Наш разговор, казалось, совсем не интересовал Наоми, но на Филда, я уверен, он произвел впечатление.

— Когда-то это была ужасная газетенка! — воскликнула Элен. — Но в последнее время вдруг стала интересной. Как вы считаете, это заслуга редактора?

— Очевидно, — ответил Филд со своей легкой и приятной улыбкой. — Хороший редактор — это всегда тот, кого только что сняли. Его идеи, как правило, осуществляются только после того, как ему дали по шапке и его место занял другой. Он возмущен, обижен, страдает, а тем временем его слава достается его преемнику. Так, к сожалению, бывает.

— Журналистика всегда была презренным занятием. — Элен Эштон произнесла это так, будто следствие закончилось и она решительно и бесповоротно выносила приговор. — Большинство газет просто радуется, когда в стране возникают трудности.

— Это относится только к оппозиционной прессе, — заметила Наоми.

— Допустим, — резко ответила Элен, — но в таком случае выходит, что патриотизм как абстрактное понятие — просто нелепость.

— А есть ли ради чего быть патриотом? — спросил Филд.

— Разумеется. Или ты считаешь, что нам следует просто устроить дешевую распродажу и закрыть лавочку?

В ее голосе было столько язвительной иронии, что Филд, стараясь как-то умилостивить ее и словно бы защищаясь, шутливо прикрыл лицо рукой.

— Никогда не позволяй ей втягивать себя в спор, Клод. Она беспощадна и к тому же неисправимая оптимистка.

— Лишь благодаря оптимистам наша страна не погибла. Кстати, ты и все ваши тори утверждают, что это уже случилось. — Элен бросила на меня быстрый взгляд, нахмурилась и отвернулась. Некоторое время мы все неловко молчали. Потом, неожиданно улыбнувшись, Элен сказала: — Господи, как все это надоело!
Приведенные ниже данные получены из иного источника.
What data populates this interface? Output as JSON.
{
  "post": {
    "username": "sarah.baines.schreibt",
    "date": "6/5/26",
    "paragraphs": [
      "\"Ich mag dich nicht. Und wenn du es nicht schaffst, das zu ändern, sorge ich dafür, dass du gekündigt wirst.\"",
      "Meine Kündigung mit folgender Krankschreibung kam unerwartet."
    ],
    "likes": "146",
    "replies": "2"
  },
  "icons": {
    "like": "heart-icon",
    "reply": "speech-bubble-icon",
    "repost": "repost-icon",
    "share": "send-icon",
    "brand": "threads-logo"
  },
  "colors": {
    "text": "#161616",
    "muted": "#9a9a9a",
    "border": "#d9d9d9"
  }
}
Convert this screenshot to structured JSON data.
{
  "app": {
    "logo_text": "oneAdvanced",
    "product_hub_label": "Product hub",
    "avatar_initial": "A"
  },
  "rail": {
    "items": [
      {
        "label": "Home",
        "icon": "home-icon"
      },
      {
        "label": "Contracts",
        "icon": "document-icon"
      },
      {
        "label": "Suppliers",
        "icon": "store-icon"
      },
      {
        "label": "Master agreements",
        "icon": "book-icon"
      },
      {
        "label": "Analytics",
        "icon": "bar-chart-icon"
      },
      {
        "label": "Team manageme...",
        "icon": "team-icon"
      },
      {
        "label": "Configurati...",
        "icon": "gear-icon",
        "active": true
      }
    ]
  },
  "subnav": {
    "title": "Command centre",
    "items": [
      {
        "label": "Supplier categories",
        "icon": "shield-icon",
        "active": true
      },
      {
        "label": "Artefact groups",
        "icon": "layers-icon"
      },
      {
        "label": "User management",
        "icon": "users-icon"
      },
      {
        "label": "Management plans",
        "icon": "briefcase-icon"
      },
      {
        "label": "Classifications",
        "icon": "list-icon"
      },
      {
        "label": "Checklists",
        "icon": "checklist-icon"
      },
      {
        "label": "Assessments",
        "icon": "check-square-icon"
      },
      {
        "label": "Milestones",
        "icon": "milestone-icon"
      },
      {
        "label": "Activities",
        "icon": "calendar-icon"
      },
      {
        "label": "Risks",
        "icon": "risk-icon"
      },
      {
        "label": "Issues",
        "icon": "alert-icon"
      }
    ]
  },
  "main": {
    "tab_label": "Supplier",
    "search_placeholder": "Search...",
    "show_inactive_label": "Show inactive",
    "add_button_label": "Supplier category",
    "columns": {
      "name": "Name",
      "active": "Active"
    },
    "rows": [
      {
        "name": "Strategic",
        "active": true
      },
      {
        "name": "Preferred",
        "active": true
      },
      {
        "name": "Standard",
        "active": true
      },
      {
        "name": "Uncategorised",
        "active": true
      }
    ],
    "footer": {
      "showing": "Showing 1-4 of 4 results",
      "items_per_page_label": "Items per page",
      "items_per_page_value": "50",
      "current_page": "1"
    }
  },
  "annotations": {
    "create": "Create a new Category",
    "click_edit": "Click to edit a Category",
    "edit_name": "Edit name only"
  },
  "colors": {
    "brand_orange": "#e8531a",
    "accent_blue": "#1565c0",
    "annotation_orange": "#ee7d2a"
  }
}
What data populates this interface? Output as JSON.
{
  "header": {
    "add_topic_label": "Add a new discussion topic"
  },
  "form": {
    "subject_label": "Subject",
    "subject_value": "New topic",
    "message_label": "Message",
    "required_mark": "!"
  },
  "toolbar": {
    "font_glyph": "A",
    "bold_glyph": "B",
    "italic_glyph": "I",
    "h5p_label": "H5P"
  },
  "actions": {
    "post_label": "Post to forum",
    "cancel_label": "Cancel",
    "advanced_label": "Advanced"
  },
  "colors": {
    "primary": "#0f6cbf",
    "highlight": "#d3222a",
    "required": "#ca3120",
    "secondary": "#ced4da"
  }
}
Каждый раз одни и те же споры.

— Я вовсе не собирался с тобой спорить, — отшучивался Филд. — В сущности, мое положение куда лучше твоего. Я преспокойно буду играть на укелеле, пока корабль не пойдет ко дну.

— В каком году были в моде укелеле, не помните? — спросила Наоми, и мы принялись вспоминать популярные довоенные мелодии, исполнявшиеся на укелеле. Элен не принимала участия в нашем разговоре. У нее вдруг заметно испортилось настроение, и несколько раз она нервно и досадливо передернула плечами, словно тема нашего разговора ее раздражала и она не могла дождаться, когда же мы ее сменим.

Я начал прощаться.

— Когда мы снова увидимся? — спросил меня Филд.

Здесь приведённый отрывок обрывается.